South African President Cyril Ramaphosa on Monday announced the country will remain on adjusted alert level 3, meaning most of the measures that were announced in late December last year will remain in place.

FILE PHOTO: President of South Africa Matamela Cyril Ramaphosa. (Photo by Thierry Monasse/Getty Images)

While the nationwide curfew remains in place, it will be shortened and will now be effective from 9pm to 5am and not 6am.

Most indoor and outdoor gatherings will not be permitted, including social gatherings, religious gatherings, political events, traditional council meetings and gatherings at sports grounds.

The wearing of protective masks in public remains compulsory and the sale of alcohol from retail outlets and the on-site consumption of alcohol remains banned.

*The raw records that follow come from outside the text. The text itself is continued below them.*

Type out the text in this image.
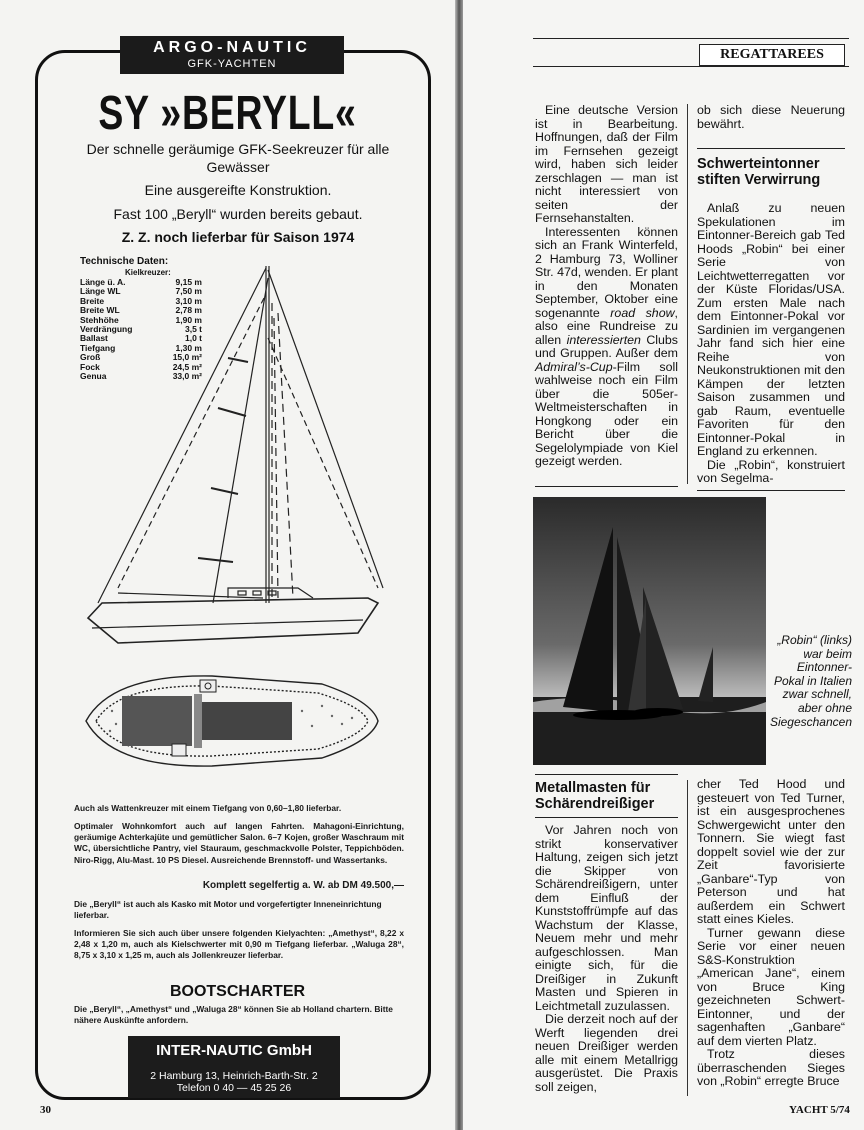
ARGO-NAUTIC
GFK-YACHTEN
SY »BERYLL«
Der schnelle geräumige GFK-Seekreuzer für alle Gewässer
Eine ausgereifte Konstruktion.
Fast 100 „Beryll“ wurden bereits gebaut.
Z. Z. noch lieferbar für Saison 1974
Technische Daten:
Kielkreuzer:
Länge ü. A.	9,15 m
Länge WL	7,50 m
Breite	3,10 m
Breite WL	2,78 m
Stehhöhe	1,90 m
Verdrängung	3,5 t
Ballast	1,0 t
Tiefgang	1,30 m
Groß	15,0 m²
Fock	24,5 m²
Genua	33,0 m²
Auch als Wattenkreuzer mit einem Tiefgang von 0,60–1,80 lieferbar.
Optimaler Wohnkomfort auch auf langen Fahrten. Mahagoni-Einrichtung, geräumige Achterkajüte und gemütlicher Salon. 6–7 Kojen, großer Waschraum mit WC, übersichtliche Pantry, viel Stauraum, geschmackvolle Polster, Teppichböden. Niro-Rigg, Alu-Mast. 10 PS Diesel. Ausreichende Brennstoff- und Wassertanks.
Komplett segelfertig a. W. ab DM 49.500,—
Die „Beryll“ ist auch als Kasko mit Motor und vorgefertigter Inneneinrichtung lieferbar.
Informieren Sie sich auch über unsere folgenden Kielyachten: „Amethyst“, 8,22 x 2,48 x 1,20 m, auch als Kielschwerter mit 0,90 m Tiefgang lieferbar. „Waluga 28“, 8,75 x 3,10 x 1,25 m, auch als Jollenkreuzer lieferbar.
BOOTSCHARTER
Die „Beryll“, „Amethyst“ und „Waluga 28“ können Sie ab Holland chartern. Bitte nähere Auskünfte anfordern.
INTER-NAUTIC GmbH
2 Hamburg 13, Heinrich-Barth-Str. 2
Telefon 0 40 — 45 25 26
30
REGATTAREES

Eine deutsche Version ist in Bearbeitung. Hoffnungen, daß der Film im Fernsehen gezeigt wird, haben sich leider zerschlagen — man ist nicht interessiert von seiten der Fernsehanstalten.

Interessenten können sich an Frank Winterfeld, 2 Hamburg 73, Wolliner Str. 47d, wenden. Er plant in den Monaten September, Oktober eine sogenannte road show, also eine Rundreise zu allen interessierten Clubs und Gruppen. Außer dem Admiral’s-Cup-Film soll wahlweise noch ein Film über die 505er-Weltmeisterschaften in Hongkong oder ein Bericht über die Segelolympiade von Kiel gezeigt werden.

ob sich diese Neuerung bewährt.

Schwerteintonner stiften Verwirrung

Anlaß zu neuen Spekulationen im Eintonner-Bereich gab Ted Hoods „Robin“ bei einer Serie von Leichtwetterregatten vor der Küste Floridas/USA. Zum ersten Male nach dem Eintonner-Pokal vor Sardinien im vergangenen Jahr fand sich hier eine Reihe von Neukonstruktionen mit den Kämpen der letzten Saison zusammen und gab Raum, eventuelle Favoriten für den Eintonner-Pokal in England zu erkennen.

Die „Robin“, konstruiert von Segelma-

„Robin“ (links) war beim Eintonner-Pokal in Italien zwar schnell, aber ohne Siegeschancen
Metallmasten für Schärendreißiger

Vor Jahren noch von strikt konservativer Haltung, zeigen sich jetzt die Skipper von Schärendreißigern, unter dem Einfluß der Kunststoffrümpfe auf das Wachstum der Klasse, Neuem mehr und mehr aufgeschlossen. Man einigte sich, für die Dreißiger in Zukunft Masten und Spieren in Leichtmetall zuzulassen.

Die derzeit noch auf der Werft liegenden drei neuen Dreißiger werden alle mit einem Metallrigg ausgerüstet. Die Praxis soll zeigen,

cher Ted Hood und gesteuert von Ted Turner, ist ein ausgesprochenes Schwergewicht unter den Tonnern. Sie wiegt fast doppelt soviel wie der zur Zeit favorisierte „Ganbare“-Typ von Peterson und hat außerdem ein Schwert statt eines Kieles.

Turner gewann diese Serie vor einer neuen S&S-Konstruktion „American Jane“, einem von Bruce King gezeichneten Schwert-Eintonner, und der sagenhaften „Ganbare“ auf dem vierten Platz.

Trotz dieses überraschenden Sieges von „Robin“ erregte Bruce

YACHT 5/74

Beaches, dams, lakes, rivers, public parks and public swimming pools in areas designated as hotspots are to be closed. Meanwhile, botanical gardens, national parks and other parks where access control measures and restrictions to entry are in force may remain open to the public.

Ramaphosa also announced the closure of 20 land ports of entry, which are currently open, until February 15 for general entry and departure.

However, there are exemptions to this rule including South African nationals, permanent residents or persons with other valid visas, diplomats, departing foreign nationals among others.

“The pandemic in our country is now at its most devastating. The number of new infections, the number of hospital admissions and the deaths that continue to take place have become far higher than it has ever been since the first case was recorded in our country in March of 2020,” Ramaphosa said.

Ramaphosa also said his administration was working to procure vaccines for the population through three channels: the World Health Organization’s COVAX facility, the African Union’s Vaccine Initiative and direct engagements with vaccine developers and manufacturers.

South Africa has reported more than 1.2 million confirmed cases and more than 33,000 deaths.